This San Francisco-based effort has been touring the nation on video since 1991. The curated Short Attention collection is touted as the oldest festival dedicated to the short film, and festival organizers have been pioneers in the burgeoning field of cyber-based cinema, warping the Web since 1994. The current lineup is available at www.sasfvf.com, if your circuits can handle it.
Inspired by talk radio, toys, comic books, commercial film, consumer trends, fast food, foreign travel, punk rock, '70s cartoons, human anatomy and a near-infinite array of other neat stuff (we've only previewed half its offerings), this year's festival is a technically stunning time-capsule of both the shiny surface and raw underbelly of popular culture.
Highlights include a digitally manipulated James Bond in Toyland (Adam Jordan's action-packed "Toy Troubles"); jungle animals aping American sex-talk-radio in the Aardman-esque "Politi-Clay Speaking," a claymation short out of Savannah, GA; and the simply terrific ink-scratching on vellum of Lev Yilmaz's multiple "Tales of Mere Existence" (sure to strike a chord with fans of Max Cannon's strips of "Red Meat").

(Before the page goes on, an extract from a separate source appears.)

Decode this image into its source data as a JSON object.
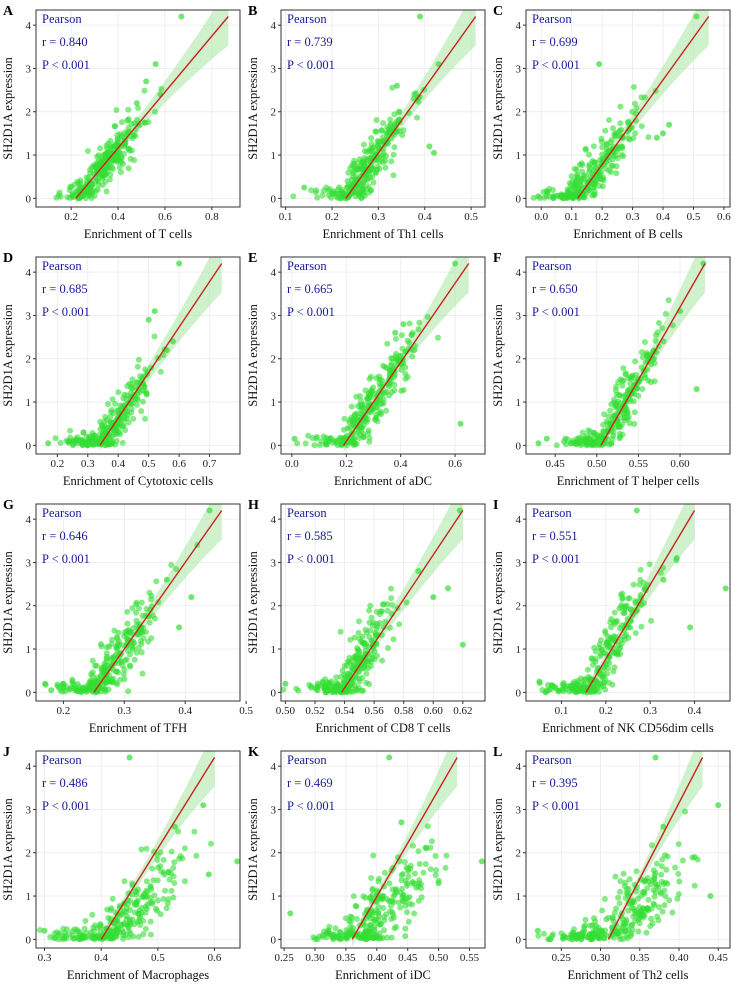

"To Build A Better Mousetrap" is an eye-popping, computer-animated war on rodents that has the production values of a Pixar wunderkind gone postal. (It's unlikely that Los Angeles animator Christopher Leone is part of that particular enterprise, but if he were it would be a funny take on the lauded indie studio's unholy alliance with the Disney machinery.)
The majority of this year's entries hail from the U.S. (including Tucsonan Christine Dehne's "Back That Ass Up"), but a handful of contenders fall in from Frankfurt, Lisbon, Toronto and Tokyo.
The wild rumpus begins at 8:30 p.m. Friday, April 21, at the Hazmat Gallery, 191 E. Toole Ave.; and begins again at 8:30 p.m. Saturday, April 22, at The Screening Room, 127 E. Congress St. Admission is three bones, U.S.
Subject matter includes sex, violence, anarchy and at least one naked penis, and may not be suitable for young children.
In the event that you are totally pathetic, unexpectedly lapse into a coma, or have a predisposition to drunken blackouts, write down the following addresses and keep them in a safe place: www.shortspan.com, and www.dreamspan.com, where this year's winners and more than 800 clips from the past decade will be available late summer online.